The Great American Music Hall is a concert hall in San Francisco, California. It is located on O'Farrell Street in the Tenderloin neighborhood on the same block as the Mitchell Brothers O'Farrell Theatre. It is known for its decorative balconies, columns, and frescoes and for its history of unique entertainment, which has included burlesque dancing as well as jazz, folk music, and rock and roll concerts. The capacity of the hall is 470 people.
Blanco's and Music Box
The hall was established in 1907 during the period of rebuilding that followed the 1906 earthquake. Its interior was designed by a French architect. It was originally called Blanco's, after a notorious Barbary Coast house of prostitution.
In 1936, Sally Rand, known for her fan dance and bubble dance acts, acquired the property and branded it the Music Box. It closed with the end of World War II, reopened in 1948 as a jazz club that reused the name Blanco's, and in the 1950s the building was used by members of the Loyal Order of the Moose. The venue went into a long decline that nearly resulted in the demolition of the building.
Great American Music Hall
In 1972 the venue was purchased by Tom Bradshaw. Newly refurbished and painted, the building was renamed the Great American Music Hall. In 1973-1974 the Stuart Little Band became the house band and served as opening act for many GAMH headliners: Cal Tjader, Sarah Vaughn, Carmen McRae, Marcel Marceau, Stan Getz, Mongo Santamaria, Dizzy Gillespie, Jerry Garcia & Merl Saunders, Joe Pass, Cleo Laine, Herbie Mann, Buddy Rich, The Tubes, etc. In 1974, the new line-up of Journey debuted there, also Jerry Garcia of the Grateful Dead debuted and recorded a live album with Legion of Mary, his jazz influenced rock band in 1974, and again later with the Jerry Garcia Band as well as The Grateful Dead's album One from the Vault. In 1982, Robin Williams filmed his HBO special, "An Evening with Robin Williams". In the early '90s, radio station KKSF 103.7FM hosted several large "Music Without Borders Listener Appreciation Concerts", with performances by Opafire as well as other Contemporary Jazz groups.
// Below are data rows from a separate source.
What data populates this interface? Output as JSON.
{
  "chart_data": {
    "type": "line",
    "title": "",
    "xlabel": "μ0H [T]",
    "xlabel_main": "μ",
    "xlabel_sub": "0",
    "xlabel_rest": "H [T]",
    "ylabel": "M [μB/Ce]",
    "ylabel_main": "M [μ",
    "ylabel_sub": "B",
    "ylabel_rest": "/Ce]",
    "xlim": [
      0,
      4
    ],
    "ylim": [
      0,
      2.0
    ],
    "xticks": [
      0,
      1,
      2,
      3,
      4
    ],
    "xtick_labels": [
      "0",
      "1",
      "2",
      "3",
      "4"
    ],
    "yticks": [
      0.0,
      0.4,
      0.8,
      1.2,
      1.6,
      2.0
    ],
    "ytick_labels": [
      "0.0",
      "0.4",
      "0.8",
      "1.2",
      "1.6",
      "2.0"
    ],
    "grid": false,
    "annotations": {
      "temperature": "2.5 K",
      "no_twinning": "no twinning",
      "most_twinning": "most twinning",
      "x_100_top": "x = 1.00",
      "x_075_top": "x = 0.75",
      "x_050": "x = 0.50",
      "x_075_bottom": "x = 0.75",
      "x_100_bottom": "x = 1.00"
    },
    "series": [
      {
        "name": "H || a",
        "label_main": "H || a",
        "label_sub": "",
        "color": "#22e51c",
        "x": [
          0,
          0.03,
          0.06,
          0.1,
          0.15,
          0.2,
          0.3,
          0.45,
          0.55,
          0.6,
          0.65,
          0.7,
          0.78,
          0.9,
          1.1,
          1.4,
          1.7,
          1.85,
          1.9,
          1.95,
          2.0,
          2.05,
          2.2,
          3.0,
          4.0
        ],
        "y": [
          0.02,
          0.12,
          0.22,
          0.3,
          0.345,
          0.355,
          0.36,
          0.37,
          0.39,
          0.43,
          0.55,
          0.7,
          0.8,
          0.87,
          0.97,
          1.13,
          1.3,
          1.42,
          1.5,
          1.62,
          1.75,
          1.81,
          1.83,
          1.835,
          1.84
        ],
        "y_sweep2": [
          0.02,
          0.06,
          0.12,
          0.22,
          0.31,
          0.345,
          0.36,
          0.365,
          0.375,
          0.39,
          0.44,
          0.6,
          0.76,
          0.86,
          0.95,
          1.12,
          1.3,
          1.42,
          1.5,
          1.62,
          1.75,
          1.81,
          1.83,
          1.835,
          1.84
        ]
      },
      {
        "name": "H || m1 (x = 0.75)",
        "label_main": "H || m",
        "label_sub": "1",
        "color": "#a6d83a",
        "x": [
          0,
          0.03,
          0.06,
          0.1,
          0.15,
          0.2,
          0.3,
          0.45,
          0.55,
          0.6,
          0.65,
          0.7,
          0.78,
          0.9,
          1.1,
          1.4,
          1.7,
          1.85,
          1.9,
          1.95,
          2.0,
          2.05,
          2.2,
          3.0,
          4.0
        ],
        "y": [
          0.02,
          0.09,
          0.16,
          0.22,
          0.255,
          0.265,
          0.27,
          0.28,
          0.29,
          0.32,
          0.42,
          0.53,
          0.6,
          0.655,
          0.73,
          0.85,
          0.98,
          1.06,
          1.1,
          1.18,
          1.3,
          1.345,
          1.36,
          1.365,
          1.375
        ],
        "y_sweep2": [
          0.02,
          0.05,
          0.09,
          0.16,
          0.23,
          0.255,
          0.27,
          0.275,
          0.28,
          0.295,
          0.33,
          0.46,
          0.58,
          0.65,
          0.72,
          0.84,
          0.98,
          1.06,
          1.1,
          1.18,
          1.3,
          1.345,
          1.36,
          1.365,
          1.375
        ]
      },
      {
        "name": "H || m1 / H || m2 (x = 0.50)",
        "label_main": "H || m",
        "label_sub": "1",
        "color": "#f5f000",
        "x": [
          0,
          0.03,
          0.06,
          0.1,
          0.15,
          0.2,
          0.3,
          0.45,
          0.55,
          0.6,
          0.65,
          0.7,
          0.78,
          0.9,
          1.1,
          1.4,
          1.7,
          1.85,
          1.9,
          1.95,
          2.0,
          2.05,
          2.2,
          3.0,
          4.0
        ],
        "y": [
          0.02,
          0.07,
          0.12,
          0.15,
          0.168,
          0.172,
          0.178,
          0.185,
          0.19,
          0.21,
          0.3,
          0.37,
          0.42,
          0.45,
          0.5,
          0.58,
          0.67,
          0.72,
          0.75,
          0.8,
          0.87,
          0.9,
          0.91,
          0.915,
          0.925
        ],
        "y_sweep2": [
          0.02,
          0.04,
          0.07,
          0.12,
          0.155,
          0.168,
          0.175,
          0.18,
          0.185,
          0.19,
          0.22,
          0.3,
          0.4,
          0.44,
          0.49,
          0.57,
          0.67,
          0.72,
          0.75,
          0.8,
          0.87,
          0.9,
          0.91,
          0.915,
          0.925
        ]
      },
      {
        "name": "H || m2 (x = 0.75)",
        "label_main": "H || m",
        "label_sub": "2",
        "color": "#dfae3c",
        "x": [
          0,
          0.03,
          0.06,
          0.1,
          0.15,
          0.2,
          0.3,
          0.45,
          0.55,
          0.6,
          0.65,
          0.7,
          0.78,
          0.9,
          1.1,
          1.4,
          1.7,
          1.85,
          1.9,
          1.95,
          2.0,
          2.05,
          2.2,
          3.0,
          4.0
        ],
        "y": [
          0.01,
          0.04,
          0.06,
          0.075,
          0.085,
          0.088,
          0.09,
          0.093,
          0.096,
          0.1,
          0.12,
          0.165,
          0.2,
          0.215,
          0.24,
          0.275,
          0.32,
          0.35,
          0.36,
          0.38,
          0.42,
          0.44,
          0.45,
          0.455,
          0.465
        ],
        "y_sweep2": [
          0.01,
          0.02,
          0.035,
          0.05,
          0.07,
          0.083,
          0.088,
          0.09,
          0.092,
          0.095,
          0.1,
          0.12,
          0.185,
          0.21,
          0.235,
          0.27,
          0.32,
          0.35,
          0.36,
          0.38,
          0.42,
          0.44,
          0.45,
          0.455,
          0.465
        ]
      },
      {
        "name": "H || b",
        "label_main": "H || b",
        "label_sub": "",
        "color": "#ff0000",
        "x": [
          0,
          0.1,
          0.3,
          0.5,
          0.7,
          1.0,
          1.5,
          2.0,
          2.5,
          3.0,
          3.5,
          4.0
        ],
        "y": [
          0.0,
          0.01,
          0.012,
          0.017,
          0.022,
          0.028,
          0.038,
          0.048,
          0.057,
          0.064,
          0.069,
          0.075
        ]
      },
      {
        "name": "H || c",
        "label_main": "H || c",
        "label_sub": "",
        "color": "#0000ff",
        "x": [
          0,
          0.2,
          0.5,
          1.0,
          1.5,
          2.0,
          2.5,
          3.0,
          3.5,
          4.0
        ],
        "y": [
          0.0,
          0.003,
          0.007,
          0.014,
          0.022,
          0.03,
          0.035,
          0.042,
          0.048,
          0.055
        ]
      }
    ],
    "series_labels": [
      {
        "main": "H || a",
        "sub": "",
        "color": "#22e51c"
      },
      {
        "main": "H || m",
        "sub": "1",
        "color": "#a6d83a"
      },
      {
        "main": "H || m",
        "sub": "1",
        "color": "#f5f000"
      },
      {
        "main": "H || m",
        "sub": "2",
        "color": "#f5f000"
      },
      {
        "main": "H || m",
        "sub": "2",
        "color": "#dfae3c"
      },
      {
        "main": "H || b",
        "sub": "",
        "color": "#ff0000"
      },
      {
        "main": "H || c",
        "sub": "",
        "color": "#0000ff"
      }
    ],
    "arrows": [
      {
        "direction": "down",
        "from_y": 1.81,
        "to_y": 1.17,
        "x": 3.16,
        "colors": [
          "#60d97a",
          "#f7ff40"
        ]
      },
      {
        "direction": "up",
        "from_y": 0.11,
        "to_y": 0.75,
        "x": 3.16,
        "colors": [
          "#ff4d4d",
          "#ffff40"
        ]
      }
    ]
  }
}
In May 2000, during the dot-com boom, the venue was acquired for a reportedly seven-figure sum by music website Riffage.com, and went to Diablo Management Group when Riffage.com ceased operations in December 2000. Traditional burlesque was brought back to the Great American Music Hall when the Velvet Hammer Burlesque troupe performed in 2003 and 2004. In 2013, the Great American Music Hall was named the sixth-best rock club in America in a Rolling Stone poll of artists and managers.